Selon lui, c’est un métier qui est en déclin. Tout d’abord parce que c’est un métier difficile qui est habituellement réservé aux zones de montagne. Ensuite parce que, il faut l’avouer, l’activité est peu rentable du fait qu’elle soit située en pleine zone AOP Comté. Il y a 35 ans, Jean-Luc était intéressé par cette activité. Même s’il avait suivi auparavant des études techniques, il voulait s’orienter vers l’agriculture. N’ayant aucune référence dans le milieu, il était impossible pour lui de se lancer dans l’élevage bovin. D’autant que c’était, à l’époque, les prémices des quotas laitiers qui effrayaient le monde agricole.
Il a donc décidé de créer une activité professionnelle dans l’élevage d’ovins. Le choix a surtout été calculé : le coût d’installation est moins important et le coût d’une brebis est nettement inférieur au coût d’une vache laitière. De plus, une seule année suffit pour voir naître une agnelle, l’élever, la faire saillir et la faire reproduire. Jean-Luc s’est donc lancé et en seulement quelques années, il a fait grandir son activité : il a élevé jusqu’à 260 brebis sur 45 hectares de terrain.
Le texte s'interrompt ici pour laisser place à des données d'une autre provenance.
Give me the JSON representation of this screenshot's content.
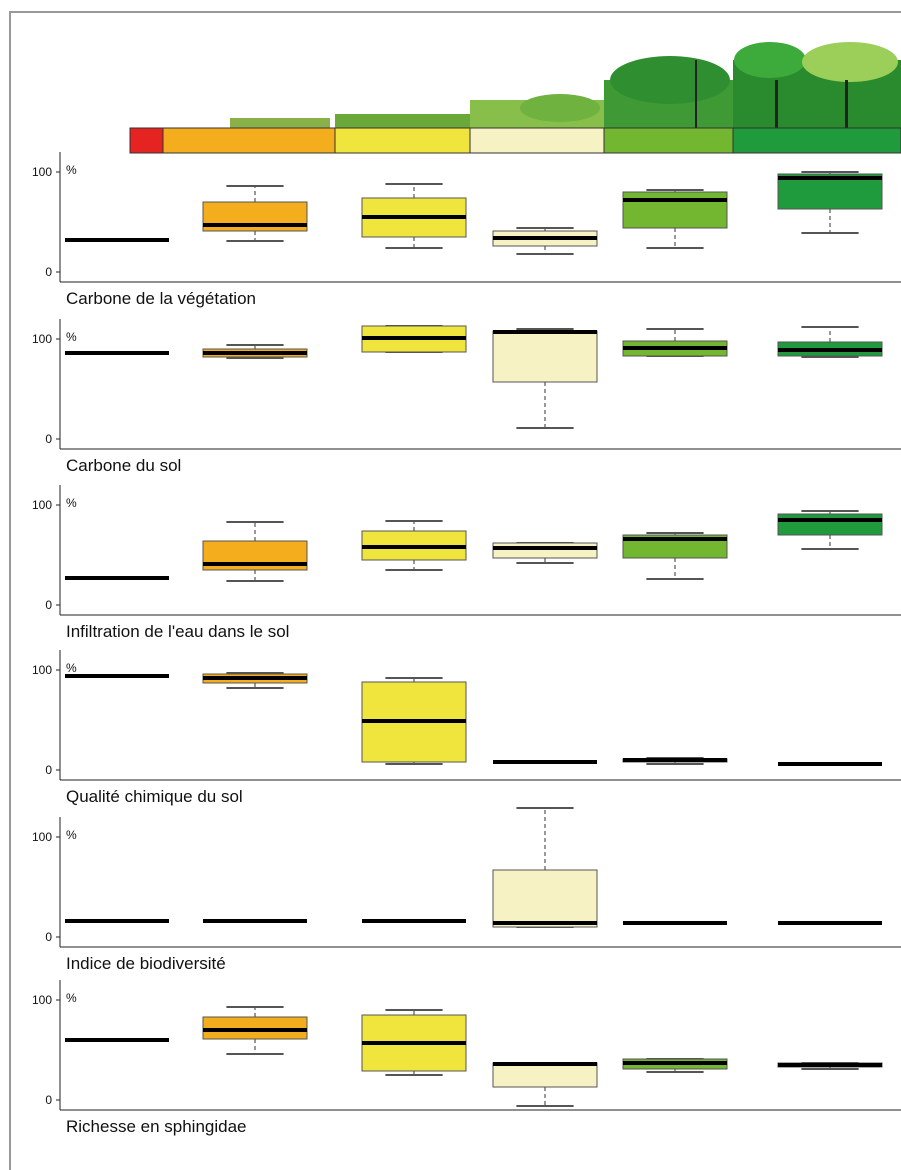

Aujourd’hui, les années le rattrapent… Et même s’il est épaulé par son épouse, Jean-Luc exploite seul son activité et comme il le dit lui-même : « je n’ai plus la force d’un jeune ! » Il n’est pas question de jours fériés, de jours de repos, ni même de vacances. Élever des moutons demande beaucoup d’investissement personnel. D’ailleurs, un éleveur vit avec ses bêtes, car il y a beaucoup de surveillance : « Ce sont des animaux hypersensibles. Vous pouvez perdre des bêtes en quelques heures si vous ne les surveillez pas. » Les
journées d’été sont donc rythmées par des visites de pâtures plusieurs fois dans la journée et des travaux de fenaisons comme tout agriculteur. Mais contrairement aux éleveurs de bovins, l’hiver est très intense car c’est la période d’agnelage. Il faut surveiller les brebis en permanence. « D’ailleurs, je dors avec ! Je vis à la bergerie pendant plusieurs mois. La production d’agneau est mon seul revenu, aussi je ne peux pas me permettre de manquer les accouchements et encore moins de perdre des brebis. Un savoir faire qui s’apprend à force d’en faire… »
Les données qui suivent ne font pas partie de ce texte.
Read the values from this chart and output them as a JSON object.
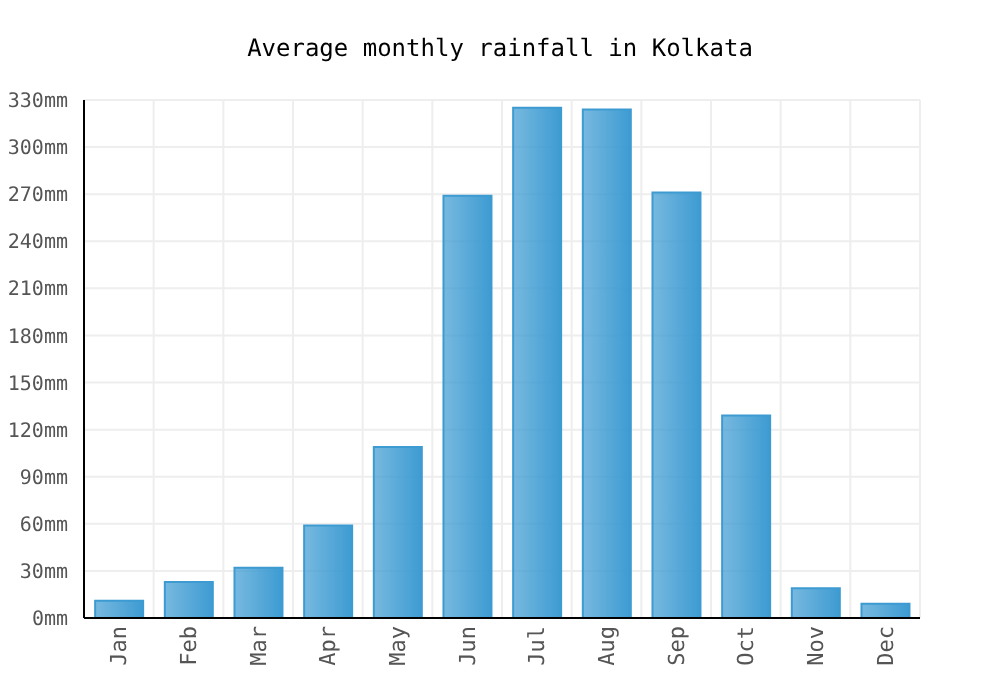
{
  "chart_data": {
    "type": "bar",
    "title": "Average monthly rainfall in Kolkata",
    "categories": [
      "Jan",
      "Feb",
      "Mar",
      "Apr",
      "May",
      "Jun",
      "Jul",
      "Aug",
      "Sep",
      "Oct",
      "Nov",
      "Dec"
    ],
    "values": [
      11,
      23,
      32,
      59,
      109,
      269,
      325,
      324,
      271,
      129,
      19,
      9
    ],
    "color": "#3d9bd2",
    "ylim": [
      0,
      330
    ],
    "yticks": [
      {
        "value": 0,
        "label": "0mm"
      },
      {
        "value": 30,
        "label": "30mm"
      },
      {
        "value": 60,
        "label": "60mm"
      },
      {
        "value": 90,
        "label": "90mm"
      },
      {
        "value": 120,
        "label": "120mm"
      },
      {
        "value": 150,
        "label": "150mm"
      },
      {
        "value": 180,
        "label": "180mm"
      },
      {
        "value": 210,
        "label": "210mm"
      },
      {
        "value": 240,
        "label": "240mm"
      },
      {
        "value": 270,
        "label": "270mm"
      },
      {
        "value": 300,
        "label": "300mm"
      },
      {
        "value": 330,
        "label": "330mm"
      }
    ],
    "grid": true
  }
}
Quel avenir pour un tel métier ? Jean-Luc reste sceptique mais ne regrette pas son choix : le grand air et la passion pour les animaux l’emportent. D’ailleurs, quand il entre dans la bergerie, le silence devient lourd, toutes les oreilles se redressent, les yeux sont rivés sur leur berger. « Chaque animal à sa personnalité. Certaines brebis sont affectueuses, d’autres, plus sauvages. À moi de bien m’en occuper et composer avec. C’est vraiment un métier passionnant mais il faudrait en fait que ce soit un complément d’activité. Là ça deviendrait intéressant. Sinon, pour s’en sortir, il faudrait au moins 400 brebis, et pour un éleveur seul ou en couple c’est beaucoup trop. » Aujourd’hui, Jean-Luc a réduit son activité à une centaine de bêtes pour pouvoir aller jusqu’à la retraite.